Written by Staff Writer
12 Jun, 2016 | 5:13 pm
Born blind, Juan Pablo Culasso has never seen a bird. But through his gifted sense of hearing, he can identify more than 3,000 different bird sounds and differentiate more than 720 species.
Uruguay’s Juan Pablo Culasso realized his ability to hear and differentiate sounds when he was a boy. When his father used to toss stones in the river, he was able to tell him the exact note the stone made when it hit the water. This ability is rare that only one in every 10,000 people have it.
Culasso said his dad later read to him about birds from an encyclopedia that came with an audio cassette of their calls.
Culasso’s passion now is to record and learn from the sounds of nature. He recently completed a two-month journey to Antarctica, where he recorded sounds from the Earth’s coldest, wildest and most mysterious continent.
“I keep adding sounds to my list,” he said. “In Antarctica, I recorded sea lions, seals and a melting iceberg.”

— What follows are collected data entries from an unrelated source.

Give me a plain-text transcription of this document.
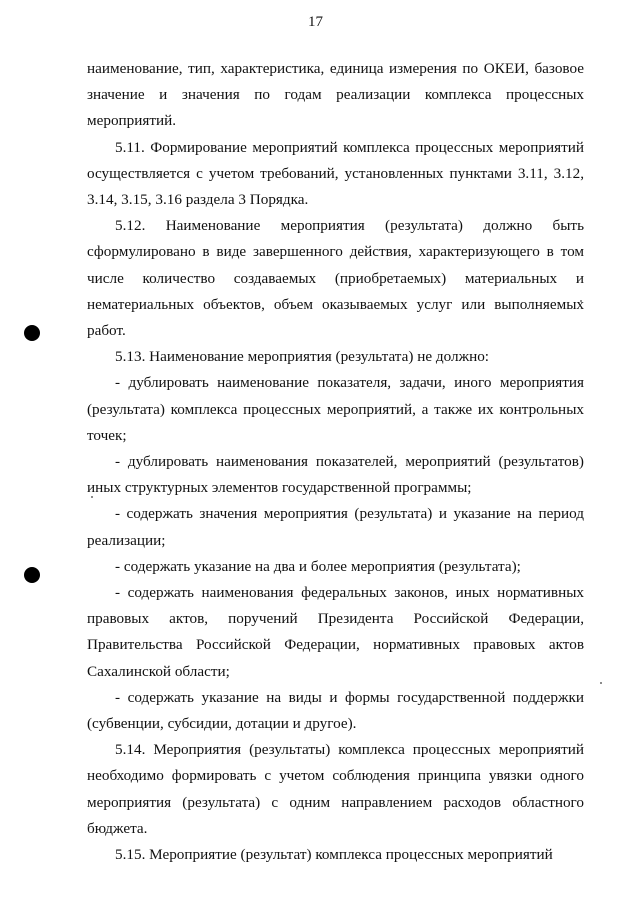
17

наименование, тип, характеристика, единица измерения по ОКЕИ, базовое значение и значения по годам реализации комплекса процессных мероприятий.

5.11. Формирование мероприятий комплекса процессных мероприятий осуществляется с учетом требований, установленных пунктами 3.11, 3.12, 3.14, 3.15, 3.16 раздела 3 Порядка.

5.12. Наименование мероприятия (результата) должно быть сформулировано в виде завершенного действия, характеризующего в том числе количество создаваемых (приобретаемых) материальных и нематериальных объектов, объем оказываемых услуг или выполняемых работ.

5.13. Наименование мероприятия (результата) не должно:

- дублировать наименование показателя, задачи, иного мероприятия (результата) комплекса процессных мероприятий, а также их контрольных точек;

- дублировать наименования показателей, мероприятий (результатов) иных структурных элементов государственной программы;

- содержать значения мероприятия (результата) и указание на период реализации;

- содержать указание на два и более мероприятия (результата);

- содержать наименования федеральных законов, иных нормативных правовых актов, поручений Президента Российской Федерации, Правительства Российской Федерации, нормативных правовых актов Сахалинской области;

- содержать указание на виды и формы государственной поддержки (субвенции, субсидии, дотации и другое).

5.14. Мероприятия (результаты) комплекса процессных мероприятий необходимо формировать с учетом соблюдения принципа увязки одного мероприятия (результата) с одним направлением расходов областного бюджета.

5.15. Мероприятие (результат) комплекса процессных мероприятий
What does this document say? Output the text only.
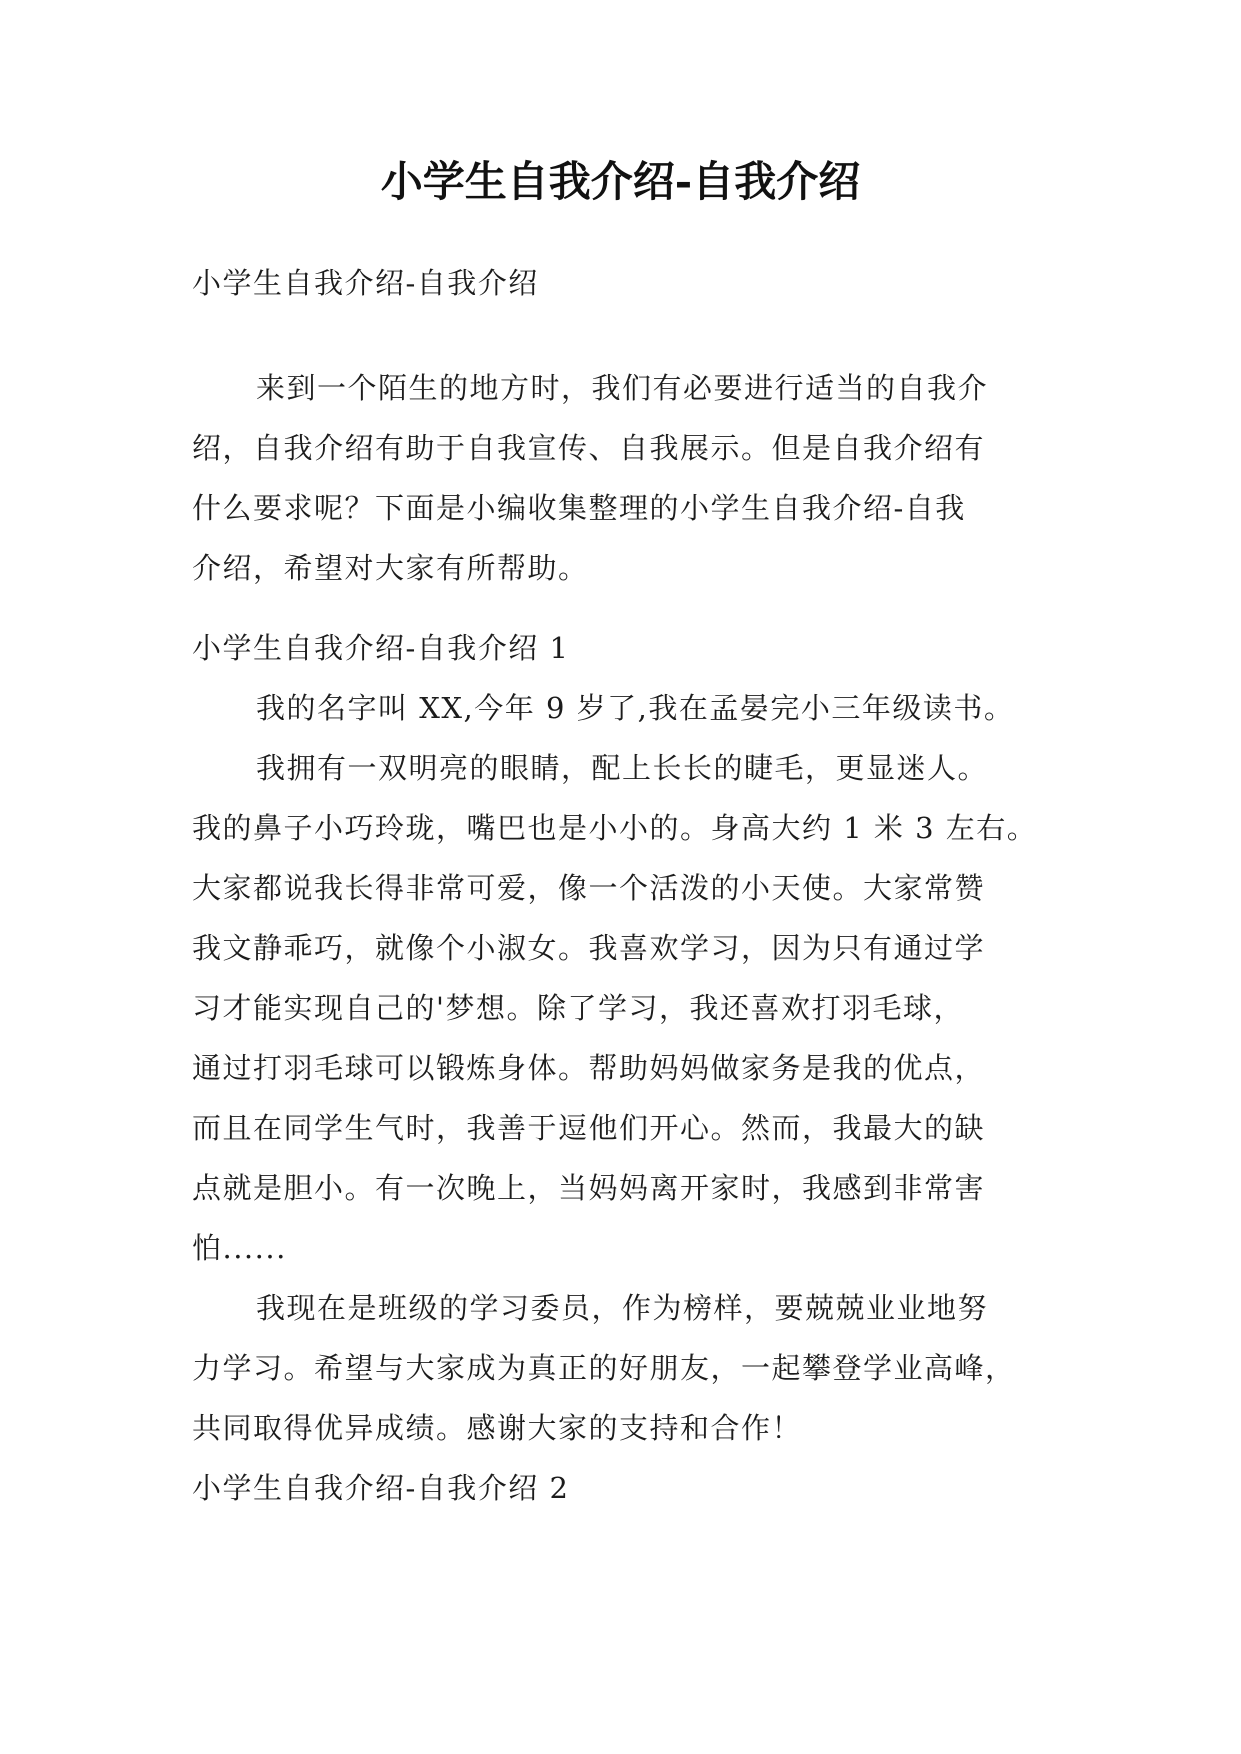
小学生自我介绍-自我介绍
小学生自我介绍-自我介绍
来到一个陌生的地方时，我们有必要进行适当的自我介
绍，自我介绍有助于自我宣传、自我展示。但是自我介绍有
什么要求呢？下面是小编收集整理的小学生自我介绍-自我
介绍，希望对大家有所帮助。
小学生自我介绍-自我介绍 1
我的名字叫 XX,今年 9 岁了,我在孟晏完小三年级读书。
我拥有一双明亮的眼睛，配上长长的睫毛，更显迷人。
我的鼻子小巧玲珑，嘴巴也是小小的。身高大约 1 米 3 左右。
大家都说我长得非常可爱，像一个活泼的小天使。大家常赞
我文静乖巧，就像个小淑女。我喜欢学习，因为只有通过学
习才能实现自己的'梦想。除了学习，我还喜欢打羽毛球，
通过打羽毛球可以锻炼身体。帮助妈妈做家务是我的优点，
而且在同学生气时，我善于逗他们开心。然而，我最大的缺
点就是胆小。有一次晚上，当妈妈离开家时，我感到非常害
怕......
我现在是班级的学习委员，作为榜样，要兢兢业业地努
力学习。希望与大家成为真正的好朋友，一起攀登学业高峰，
共同取得优异成绩。感谢大家的支持和合作！
小学生自我介绍-自我介绍 2
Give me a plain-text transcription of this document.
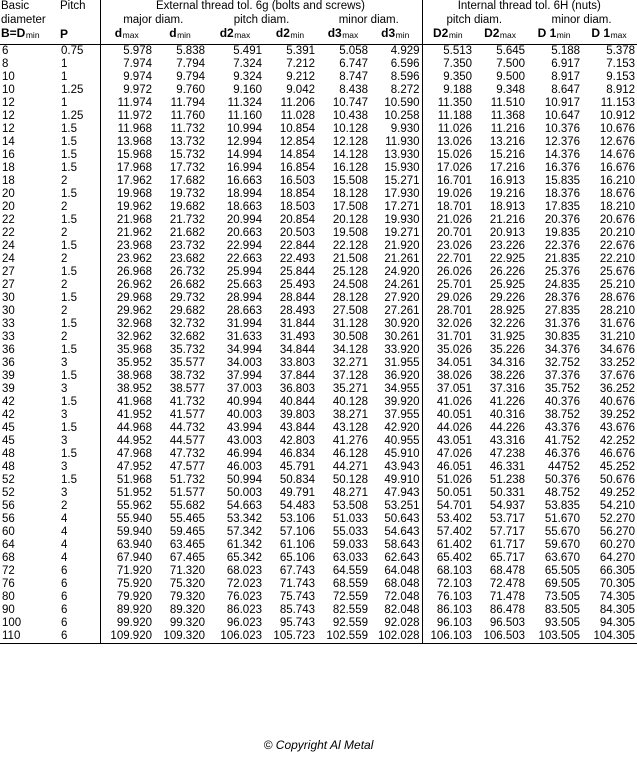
Basic	Pitch	External thread tol. 6g (bolts and screws)						Internal thread tol. 6H (nuts)			
diameter		major diam.		pitch diam.		minor diam.		pitch diam.		minor diam.	
B=Dmin	P	dmax	dmin	d2max	d2min	d3max	d3min	D2min	D2max	D 1min	D 1max
6	0.75	5.978	5.838	5.491	5.391	5.058	4.929	5.513	5.645	5.188	5.378
8	1	7.974	7.794	7.324	7.212	6.747	6.596	7.350	7.500	6.917	7.153
10	1	9.974	9.794	9.324	9.212	8.747	8.596	9.350	9.500	8.917	9.153
10	1.25	9.972	9.760	9.160	9.042	8.438	8.272	9.188	9.348	8.647	8.912
12	1	11.974	11.794	11.324	11.206	10.747	10.590	11.350	11.510	10.917	11.153
12	1.25	11.972	11.760	11.160	11.028	10.438	10.258	11.188	11.368	10.647	10.912
12	1.5	11.968	11.732	10.994	10.854	10.128	9.930	11.026	11.216	10.376	10.676
14	1.5	13.968	13.732	12.994	12.854	12.128	11.930	13.026	13.216	12.376	12.676
16	1.5	15.968	15.732	14.994	14.854	14.128	13.930	15.026	15.216	14.376	14.676
18	1.5	17.968	17.732	16.994	16.854	16.128	15.930	17.026	17.216	16.376	16.676
18	2	17.962	17.682	16.663	16.503	15.508	15.271	16.701	16.913	15.835	16.210
20	1.5	19.968	19.732	18.994	18.854	18.128	17.930	19.026	19.216	18.376	18.676
20	2	19.962	19.682	18.663	18.503	17.508	17.271	18.701	18.913	17.835	18.210
22	1.5	21.968	21.732	20.994	20.854	20.128	19.930	21.026	21.216	20.376	20.676
22	2	21.962	21.682	20.663	20.503	19.508	19.271	20.701	20.913	19.835	20.210
24	1.5	23.968	23.732	22.994	22.844	22.128	21.920	23.026	23.226	22.376	22.676
24	2	23.962	23.682	22.663	22.493	21.508	21.261	22.701	22.925	21.835	22.210
27	1.5	26.968	26.732	25.994	25.844	25.128	24.920	26.026	26.226	25.376	25.676
27	2	26.962	26.682	25.663	25.493	24.508	24.261	25.701	25.925	24.835	25.210
30	1.5	29.968	29.732	28.994	28.844	28.128	27.920	29.026	29.226	28.376	28.676
30	2	29.962	29.682	28.663	28.493	27.508	27.261	28.701	28.925	27.835	28.210
33	1.5	32.968	32.732	31.994	31.844	31.128	30.920	32.026	32.226	31.376	31.676
33	2	32.962	32.682	31.633	31.493	30.508	30.261	31.701	31.925	30.835	31.210
36	1.5	35.968	35.732	34.994	34.844	34.128	33.920	35.026	35.226	34.376	34.676
36	3	35.952	35.577	34.003	33.803	32.271	31.955	34.051	34.316	32.752	33.252
39	1.5	38.968	38.732	37.994	37.844	37.128	36.920	38.026	38.226	37.376	37.676
39	3	38.952	38.577	37.003	36.803	35.271	34.955	37.051	37.316	35.752	36.252
42	1.5	41.968	41.732	40.994	40.844	40.128	39.920	41.026	41.226	40.376	40.676
42	3	41.952	41.577	40.003	39.803	38.271	37.955	40.051	40.316	38.752	39.252
45	1.5	44.968	44.732	43.994	43.844	43.128	42.920	44.026	44.226	43.376	43.676
45	3	44.952	44.577	43.003	42.803	41.276	40.955	43.051	43.316	41.752	42.252
48	1.5	47.968	47.732	46.994	46.834	46.128	45.910	47.026	47.238	46.376	46.676
48	3	47.952	47.577	46.003	45.791	44.271	43.943	46.051	46.331	44752	45.252
52	1.5	51.968	51.732	50.994	50.834	50.128	49.910	51.026	51.238	50.376	50.676
52	3	51.952	51.577	50.003	49.791	48.271	47.943	50.051	50.331	48.752	49.252
56	2	55.962	55.682	54.663	54.483	53.508	53.251	54.701	54.937	53.835	54.210
56	4	55.940	55.465	53.342	53.106	51.033	50.643	53.402	53.717	51.670	52.270
60	4	59.940	59.465	57.342	57.106	55.033	54.643	57.402	57.717	55.670	56.270
64	4	63.940	63.465	61.342	61.106	59.033	58.643	61.402	61.717	59.670	60.270
68	4	67.940	67.465	65.342	65.106	63.033	62.643	65.402	65.717	63.670	64.270
72	6	71.920	71.320	68.023	67.743	64.559	64.048	68.103	68.478	65.505	66.305
76	6	75.920	75.320	72.023	71.743	68.559	68.048	72.103	72.478	69.505	70.305
80	6	79.920	79.320	76.023	75.743	72.559	72.048	76.103	71.478	73.505	74.305
90	6	89.920	89.320	86.023	85.743	82.559	82.048	86.103	86.478	83.505	84.305
100	6	99.920	99.320	96.023	95.743	92.559	92.028	96.103	96.503	93.505	94.305
110	6	109.920	109.320	106.023	105.723	102.559	102.028	106.103	106.503	103.505	104.305
© Copyright Al Metal
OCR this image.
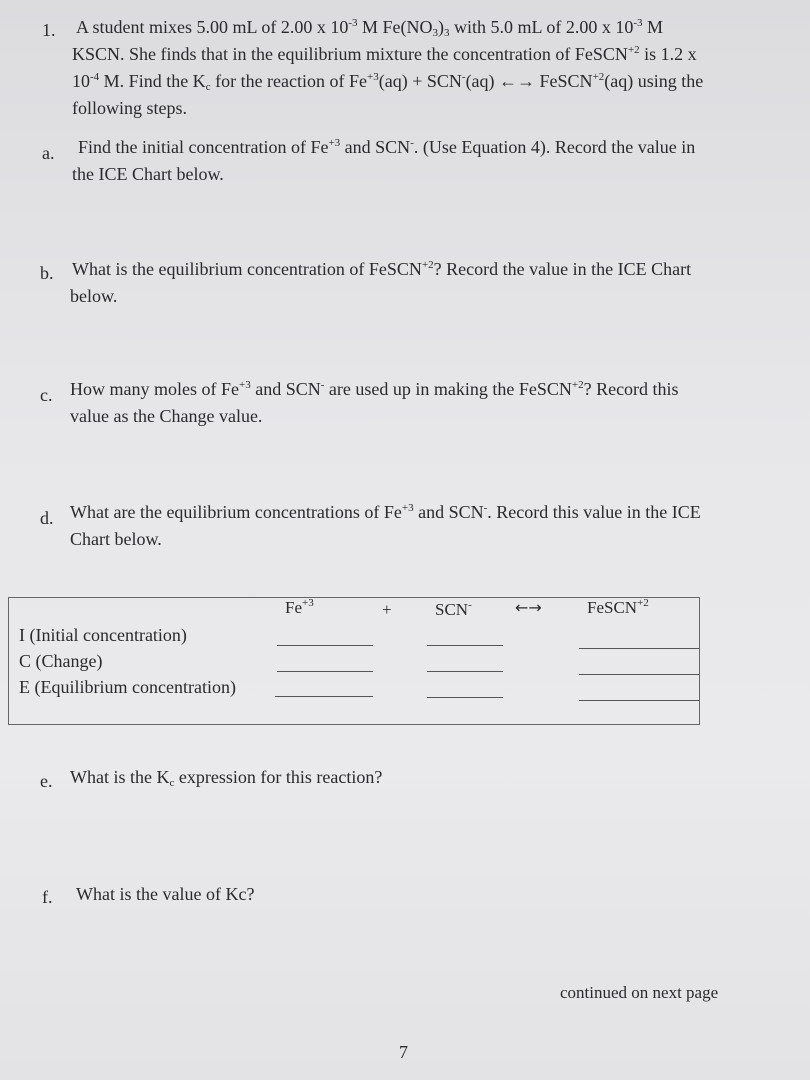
1. A student mixes 5.00 mL of 2.00 x $10^{-3}$ M $Fe(NO_3)_3$ with 5.0 mL of 2.00 x $10^{-3}$ M
KSCN. She finds that in the equilibrium mixture the concentration of FeSCN$^{+2}$ is 1.2 x
$10^{-4}$ M. Find the $K_c$ for the reaction of $Fe^{+3}(aq) + SCN^-(aq)$ ←→ FeSCN$^{+2}$(aq) using the
following steps.
a. Find the initial concentration of $Fe^{+3}$ and SCN-. (Use Equation 4). Record the value in
the ICE Chart below.
b. What is the equilibrium concentration of FeSCN$^{+2}$? Record the value in the ICE Chart
below.
c. How many moles of $Fe^{+3}$ and SCN- are used up in making the FeSCN$^{+2}$? Record this
value as the Change value.
d. What are the equilibrium concentrations of $Fe^{+3}$ and SCN-. Record this value in the ICE
Chart below.
$Fe^{+3}$	+	SCN-	←→	FeSCN$^{+2}$
I (Initial concentration)
C (Change)
E (Equilibrium concentration)
e. What is the $K_c$ expression for this reaction?
f. What is the value of Kc?
continued on next page
7
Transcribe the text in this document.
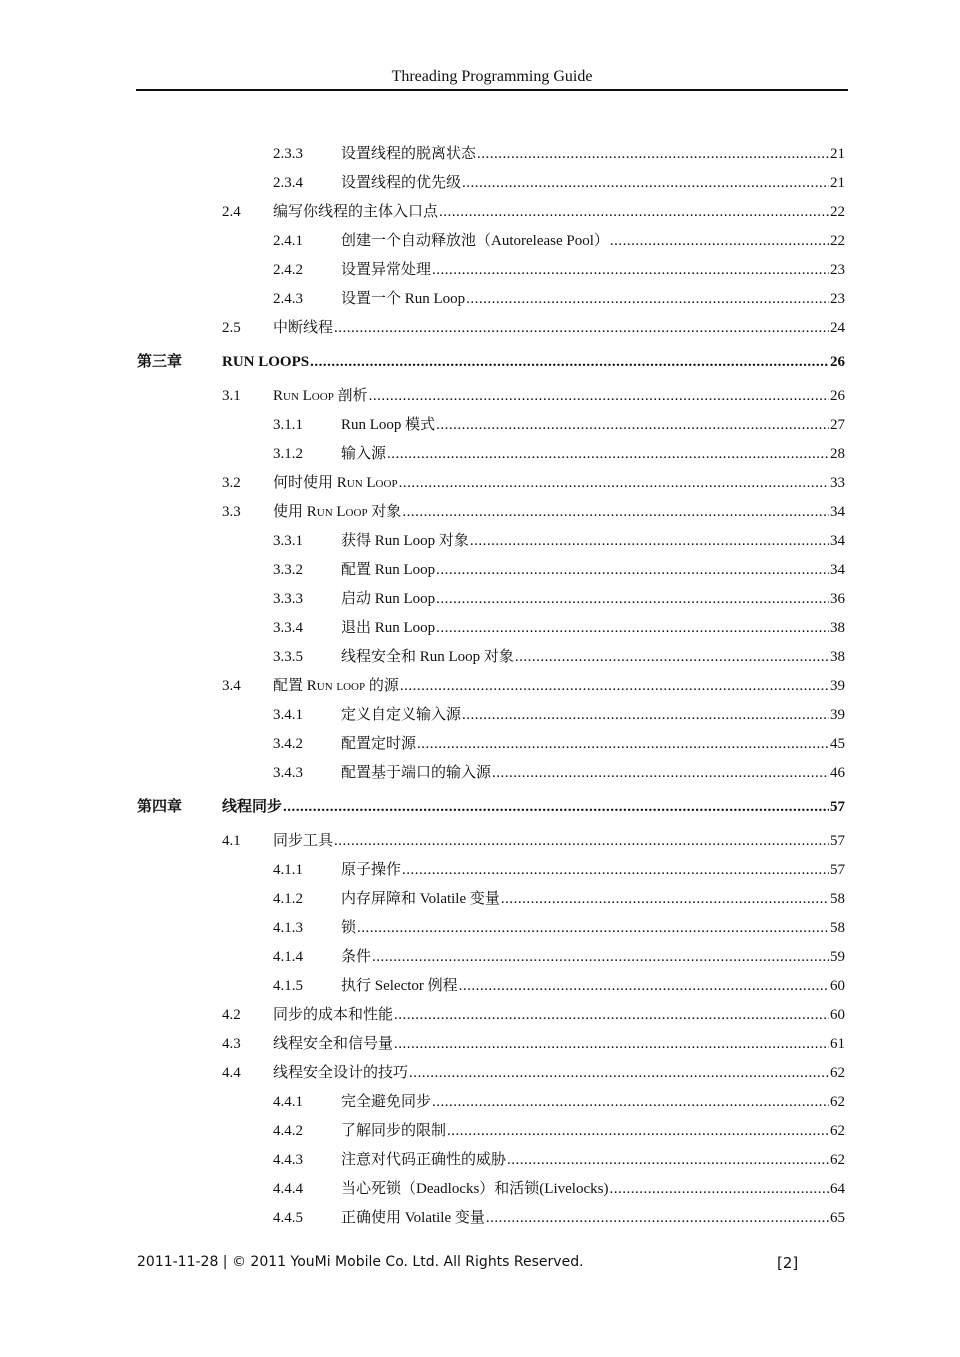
Threading Programming Guide
2.3.3	设置线程的脱离状态 .....	21
2.3.4	设置线程的优先级 .....	21
2.4 编写你线程的主体入口点 .....	22
2.4.1	创建一个自动释放池（Autorelease Pool） .....	22
2.4.2	设置异常处理 .....	23
2.4.3	设置一个 Run Loop .....	23
2.5 中断线程 .....	24
第三章	RUN LOOPS .....	26
3.1 Run Loop 剖析 .....	26
3.1.1	Run Loop 模式 .....	27
3.1.2	输入源 .....	28
3.2 何时使用 Run Loop .....	33
3.3 使用 Run Loop 对象 .....	34
3.3.1	获得 Run Loop 对象 .....	34
3.3.2	配置 Run Loop .....	34
3.3.3	启动 Run Loop .....	36
3.3.4	退出 Run Loop .....	38
3.3.5	线程安全和 Run Loop 对象 .....	38
3.4 配置 Run loop 的源 .....	39
3.4.1	定义自定义输入源 .....	39
3.4.2	配置定时源 .....	45
3.4.3	配置基于端口的输入源 .....	46
第四章	线程同步 .....	57
4.1 同步工具 .....	57
4.1.1	原子操作 .....	57
4.1.2	内存屏障和 Volatile 变量 .....	58
4.1.3	锁 .....	58
4.1.4	条件 .....	59
4.1.5	执行 Selector 例程 .....	60
4.2 同步的成本和性能 .....	60
4.3 线程安全和信号量 .....	61
4.4 线程安全设计的技巧 .....	62
4.4.1	完全避免同步 .....	62
4.4.2	了解同步的限制 .....	62
4.4.3	注意对代码正确性的威胁 .....	62
4.4.4	当心死锁（Deadlocks）和活锁(Livelocks) .....	64
4.4.5	正确使用 Volatile 变量 .....	65
2011-11-28 | © 2011 YouMi Mobile Co. Ltd. All Rights Reserved.	[2]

Although Culasso can distinguish light, allowing him to differentiate night from day, he cannot register shapes, forms, and even less so the colors of birds. His ears have always been his way to connect more profoundly with the world.
His ability to recognize and record nature’s sounds has landed him jobs working for documentary soundtracks. Culasso currently lives in his native Montevideo after more than a decade in Brazil, where he studied bioacoustics and nature sounds.